If I had to choose just one thing, it would be our ability to manage the disease in everyday life. We need innovative, reliable and effective tools and support systems to bring the families out of a constant state of fear. Because this is what we experience every day.
I have a lively and joyful daughter who wants to run, climb trees, go to the swimming pool, and participate in normal activities for young girls like her. But some of those things are either impossible or possible only with one or two experienced people always by her side. I know most epilepsy families live like that, devoting their sleeping time to caring for their kids. We must find better ways to ensure a normal life for persons with epilepsy.
How do you use your talents to tackle the issues your daughter face?
My story has been linked to epilepsy since before I was even aware of it. As a PhD student in molecular biology, I was involved in a study that led to the identification of the connection between the Emx1 gene and epilepsy. After my dissertation, I got a master’s degree in international healthcare economics, policy and management, which led me to work as a research program manager with a major Italian charity, the Telethon Foundation, focusing on rare genetic disease. Those were very exciting years for the foundation because important breakthroughs were being achieved in the field of gene therapy for rare diseases.

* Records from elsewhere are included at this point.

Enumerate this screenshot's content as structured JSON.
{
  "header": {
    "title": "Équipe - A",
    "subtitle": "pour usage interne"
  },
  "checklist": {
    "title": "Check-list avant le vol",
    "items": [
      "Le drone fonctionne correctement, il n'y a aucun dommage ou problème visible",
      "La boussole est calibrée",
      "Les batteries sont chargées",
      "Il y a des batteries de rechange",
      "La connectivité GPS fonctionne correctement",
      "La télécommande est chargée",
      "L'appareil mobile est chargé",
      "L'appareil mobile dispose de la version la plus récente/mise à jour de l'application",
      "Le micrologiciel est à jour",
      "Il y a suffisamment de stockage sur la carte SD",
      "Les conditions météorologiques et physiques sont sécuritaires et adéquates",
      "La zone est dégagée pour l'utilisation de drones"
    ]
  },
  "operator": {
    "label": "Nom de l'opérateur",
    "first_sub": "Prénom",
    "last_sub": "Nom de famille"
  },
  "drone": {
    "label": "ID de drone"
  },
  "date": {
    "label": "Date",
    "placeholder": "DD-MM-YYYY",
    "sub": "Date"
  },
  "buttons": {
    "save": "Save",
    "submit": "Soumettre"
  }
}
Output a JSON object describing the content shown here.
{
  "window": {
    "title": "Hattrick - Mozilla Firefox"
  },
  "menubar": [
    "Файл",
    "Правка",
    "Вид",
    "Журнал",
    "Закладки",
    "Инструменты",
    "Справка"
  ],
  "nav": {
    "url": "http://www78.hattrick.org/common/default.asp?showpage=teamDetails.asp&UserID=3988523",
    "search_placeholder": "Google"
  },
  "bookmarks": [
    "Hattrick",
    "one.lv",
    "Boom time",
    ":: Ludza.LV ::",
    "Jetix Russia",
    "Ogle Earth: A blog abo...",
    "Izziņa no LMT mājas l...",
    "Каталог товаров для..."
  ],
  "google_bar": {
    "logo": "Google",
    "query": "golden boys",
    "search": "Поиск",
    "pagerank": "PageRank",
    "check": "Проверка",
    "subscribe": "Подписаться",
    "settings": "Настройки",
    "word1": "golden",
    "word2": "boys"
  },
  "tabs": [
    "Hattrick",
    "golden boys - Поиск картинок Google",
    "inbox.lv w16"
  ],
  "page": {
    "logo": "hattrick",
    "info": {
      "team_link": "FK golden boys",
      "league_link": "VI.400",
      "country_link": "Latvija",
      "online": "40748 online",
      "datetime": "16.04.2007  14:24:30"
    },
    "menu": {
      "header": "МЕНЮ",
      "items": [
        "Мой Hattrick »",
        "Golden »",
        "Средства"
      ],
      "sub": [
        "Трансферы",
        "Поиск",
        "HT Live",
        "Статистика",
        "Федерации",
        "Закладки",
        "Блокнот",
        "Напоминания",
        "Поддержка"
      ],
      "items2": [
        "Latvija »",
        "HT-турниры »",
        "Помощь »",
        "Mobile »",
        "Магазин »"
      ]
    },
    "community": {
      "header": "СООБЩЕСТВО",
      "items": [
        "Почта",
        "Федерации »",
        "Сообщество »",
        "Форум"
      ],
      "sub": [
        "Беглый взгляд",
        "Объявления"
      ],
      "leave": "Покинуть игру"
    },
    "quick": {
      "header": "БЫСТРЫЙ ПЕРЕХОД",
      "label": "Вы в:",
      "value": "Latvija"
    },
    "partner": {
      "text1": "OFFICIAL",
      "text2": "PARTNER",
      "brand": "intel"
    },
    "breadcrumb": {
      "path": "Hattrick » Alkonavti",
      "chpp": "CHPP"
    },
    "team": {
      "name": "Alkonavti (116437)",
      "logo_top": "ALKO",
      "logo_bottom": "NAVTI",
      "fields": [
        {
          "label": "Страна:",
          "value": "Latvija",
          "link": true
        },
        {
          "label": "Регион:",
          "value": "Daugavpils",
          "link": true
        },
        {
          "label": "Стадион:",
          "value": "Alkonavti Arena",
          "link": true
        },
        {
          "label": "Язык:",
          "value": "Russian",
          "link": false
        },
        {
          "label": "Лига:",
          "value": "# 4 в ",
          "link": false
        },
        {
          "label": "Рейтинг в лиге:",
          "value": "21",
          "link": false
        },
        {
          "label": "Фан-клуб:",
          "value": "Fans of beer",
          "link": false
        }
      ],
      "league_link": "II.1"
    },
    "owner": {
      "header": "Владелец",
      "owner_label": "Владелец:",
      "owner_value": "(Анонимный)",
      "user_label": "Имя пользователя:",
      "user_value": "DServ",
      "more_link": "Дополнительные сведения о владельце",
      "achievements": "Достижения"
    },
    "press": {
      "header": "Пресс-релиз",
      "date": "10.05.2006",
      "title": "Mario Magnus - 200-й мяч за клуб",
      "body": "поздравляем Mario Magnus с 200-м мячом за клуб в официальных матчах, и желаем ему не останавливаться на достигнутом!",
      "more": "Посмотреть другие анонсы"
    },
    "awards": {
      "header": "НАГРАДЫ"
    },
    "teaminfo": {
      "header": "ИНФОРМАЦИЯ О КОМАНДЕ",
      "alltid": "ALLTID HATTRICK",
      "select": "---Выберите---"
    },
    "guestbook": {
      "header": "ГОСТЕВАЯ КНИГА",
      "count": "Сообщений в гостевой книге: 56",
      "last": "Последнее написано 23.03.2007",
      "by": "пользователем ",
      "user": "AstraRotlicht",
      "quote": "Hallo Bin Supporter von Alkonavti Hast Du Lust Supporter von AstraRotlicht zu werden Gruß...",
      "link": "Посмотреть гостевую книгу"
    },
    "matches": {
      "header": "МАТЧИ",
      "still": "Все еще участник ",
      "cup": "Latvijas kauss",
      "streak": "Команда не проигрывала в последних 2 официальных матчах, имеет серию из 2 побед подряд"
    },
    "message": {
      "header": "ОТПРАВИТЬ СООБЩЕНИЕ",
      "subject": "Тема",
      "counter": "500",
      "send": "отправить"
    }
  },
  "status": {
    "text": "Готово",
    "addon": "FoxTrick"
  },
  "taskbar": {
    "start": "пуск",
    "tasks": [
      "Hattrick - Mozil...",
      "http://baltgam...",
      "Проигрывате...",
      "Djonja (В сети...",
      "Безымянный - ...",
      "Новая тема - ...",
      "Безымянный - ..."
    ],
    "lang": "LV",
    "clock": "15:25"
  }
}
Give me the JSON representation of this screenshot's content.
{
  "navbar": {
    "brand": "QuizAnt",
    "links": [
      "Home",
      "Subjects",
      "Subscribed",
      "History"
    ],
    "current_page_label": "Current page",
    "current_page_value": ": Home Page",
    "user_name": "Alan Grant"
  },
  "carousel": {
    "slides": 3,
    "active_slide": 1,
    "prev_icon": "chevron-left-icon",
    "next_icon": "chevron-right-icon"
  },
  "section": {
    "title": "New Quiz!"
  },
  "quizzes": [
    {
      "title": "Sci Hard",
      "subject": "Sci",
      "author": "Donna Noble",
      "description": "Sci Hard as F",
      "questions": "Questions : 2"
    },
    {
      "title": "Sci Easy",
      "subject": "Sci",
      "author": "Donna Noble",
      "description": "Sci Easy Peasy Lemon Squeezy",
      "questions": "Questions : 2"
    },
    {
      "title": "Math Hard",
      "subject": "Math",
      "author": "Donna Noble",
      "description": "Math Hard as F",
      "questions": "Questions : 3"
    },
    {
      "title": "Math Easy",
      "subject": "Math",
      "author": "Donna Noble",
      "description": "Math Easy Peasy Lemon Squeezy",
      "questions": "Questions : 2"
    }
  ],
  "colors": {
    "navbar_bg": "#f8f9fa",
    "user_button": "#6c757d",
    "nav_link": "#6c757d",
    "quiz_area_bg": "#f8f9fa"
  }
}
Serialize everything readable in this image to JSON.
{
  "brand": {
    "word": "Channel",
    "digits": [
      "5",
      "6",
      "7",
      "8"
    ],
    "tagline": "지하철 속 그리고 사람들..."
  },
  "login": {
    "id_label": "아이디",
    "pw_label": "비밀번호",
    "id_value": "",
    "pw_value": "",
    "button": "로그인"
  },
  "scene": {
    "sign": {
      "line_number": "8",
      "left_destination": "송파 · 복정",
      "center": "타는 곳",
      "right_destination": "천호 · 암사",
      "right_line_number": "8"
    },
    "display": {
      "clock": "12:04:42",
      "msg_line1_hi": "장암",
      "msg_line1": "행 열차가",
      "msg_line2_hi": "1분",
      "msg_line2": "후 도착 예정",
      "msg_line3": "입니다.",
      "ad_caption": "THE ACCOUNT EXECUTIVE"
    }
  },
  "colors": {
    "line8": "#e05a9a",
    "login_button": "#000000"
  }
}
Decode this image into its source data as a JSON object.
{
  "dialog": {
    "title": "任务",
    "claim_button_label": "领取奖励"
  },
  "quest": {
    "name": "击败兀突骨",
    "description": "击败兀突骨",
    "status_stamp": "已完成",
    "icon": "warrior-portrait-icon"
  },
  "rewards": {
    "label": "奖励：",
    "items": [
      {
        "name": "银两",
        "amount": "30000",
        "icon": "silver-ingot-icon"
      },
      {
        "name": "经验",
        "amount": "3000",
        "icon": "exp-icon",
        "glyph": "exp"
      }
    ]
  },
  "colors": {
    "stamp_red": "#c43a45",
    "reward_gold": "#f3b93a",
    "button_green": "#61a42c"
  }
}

With my daughter’s diagnosis, my immediate reaction was to push for a cure. I had the background and the professional tools to make that happen. This is how I became an epilepsy advocate. Soon after that, I was appointed by the Italian Epilepsy Federation to help them develop a program focused on the genetic bases of the disease through genotyping of children with epilepsy.
Knowledge is power and right now we are powerless.
Is there anything you would like to add?
I believe that what really drives progress today is not only the quality of the science but, most of all, the power of a whole community who believes that changes can be made. At the basis of the most rapidly advancing research fields, there is a shared vision among all stakeholders. We need, now more than ever, to reinforce this idea in our community through education and engagement efforts.